For donors who itemize their deductions, making charitable gifts can play a significant role in reducing taxable income. There are rules, however, that go along with how much one can deduct from adjusted gross income for gifts to charities.
Cash gifts can be deducted up to 50 percent of adjusted gross income. Any excess may be carried over for five additional years until the deduction is exhausted.
Gifts of Appreciated Assets
Gifts of appreciated assets, such as securities and real estate, can be deducted at full fair market value up to 30 percent of adjusted gross income. If the gift is made outright to charity, then the entire capital gain on the asset is avoided. Gifts that return income may have some capital gains ramifications.
Gifts of Non-Cash Assets
Gifts of non-cash assets, such as real property and interest in an existing life income gift, are also subject to the 30 percent limitation.
Gifts of Tangible Personal Property
Gifts of tangible personal property, such as works of art* or jewelry, are subject to the 30 percent limitation. In addition, in order to claim a full fair market value deduction, those assets must be used in relation to the charity's mission. Otherwise the "related use" rule fails, and the donor may only deduct her cost basis in the asset.
*You cannot donate a work of art to Smith and derive income from it (as in a charitable remainder trust). Either it will hang on the wall of the Smith museum or it will be sold in a trust to produce income for you. It cannot do both.

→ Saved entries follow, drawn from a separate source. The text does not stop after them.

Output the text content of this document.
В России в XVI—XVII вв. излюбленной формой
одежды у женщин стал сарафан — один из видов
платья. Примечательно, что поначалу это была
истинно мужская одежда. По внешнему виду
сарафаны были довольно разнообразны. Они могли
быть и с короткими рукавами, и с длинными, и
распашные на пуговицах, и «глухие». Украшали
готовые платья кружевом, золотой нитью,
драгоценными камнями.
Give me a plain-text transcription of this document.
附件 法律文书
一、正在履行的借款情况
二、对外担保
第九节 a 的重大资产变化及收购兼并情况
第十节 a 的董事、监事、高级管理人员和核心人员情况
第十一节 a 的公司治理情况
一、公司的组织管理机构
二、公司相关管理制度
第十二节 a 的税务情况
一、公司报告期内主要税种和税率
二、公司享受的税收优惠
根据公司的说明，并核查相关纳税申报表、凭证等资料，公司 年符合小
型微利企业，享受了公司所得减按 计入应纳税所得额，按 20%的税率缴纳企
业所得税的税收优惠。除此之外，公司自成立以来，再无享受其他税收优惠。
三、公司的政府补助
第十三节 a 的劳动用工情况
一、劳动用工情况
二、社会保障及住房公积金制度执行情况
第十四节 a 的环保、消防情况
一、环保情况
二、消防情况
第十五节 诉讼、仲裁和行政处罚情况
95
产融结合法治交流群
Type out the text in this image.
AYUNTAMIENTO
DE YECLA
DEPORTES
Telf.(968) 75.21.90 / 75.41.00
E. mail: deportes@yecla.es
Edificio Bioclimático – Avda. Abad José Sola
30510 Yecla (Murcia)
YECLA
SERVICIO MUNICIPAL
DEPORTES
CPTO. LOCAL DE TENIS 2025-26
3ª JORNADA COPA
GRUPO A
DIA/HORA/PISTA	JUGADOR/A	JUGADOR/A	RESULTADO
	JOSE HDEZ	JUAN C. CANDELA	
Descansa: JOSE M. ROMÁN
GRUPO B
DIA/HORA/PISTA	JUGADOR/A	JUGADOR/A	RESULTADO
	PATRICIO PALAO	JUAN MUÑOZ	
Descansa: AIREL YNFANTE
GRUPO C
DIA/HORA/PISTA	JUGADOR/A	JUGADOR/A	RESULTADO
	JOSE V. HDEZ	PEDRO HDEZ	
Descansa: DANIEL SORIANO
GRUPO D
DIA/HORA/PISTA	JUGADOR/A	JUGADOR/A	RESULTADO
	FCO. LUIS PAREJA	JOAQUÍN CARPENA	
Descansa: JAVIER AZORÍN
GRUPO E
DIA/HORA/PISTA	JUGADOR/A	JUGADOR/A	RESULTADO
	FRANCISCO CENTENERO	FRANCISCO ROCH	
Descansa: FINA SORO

When Charlotte '47 decided she could no longer use her vacation home, and her children were not interested in inheriting it, she decided to give it to Smith in support of scholarships. She discussed the gift with Smith, obtained an appraisal for the property, and was able to claim an immediate income tax deduction for the appraised value of her home, avoiding any capital gains tax. Smith sold the property and used the proceeds to establish a scholarship fund in Charlotte's name.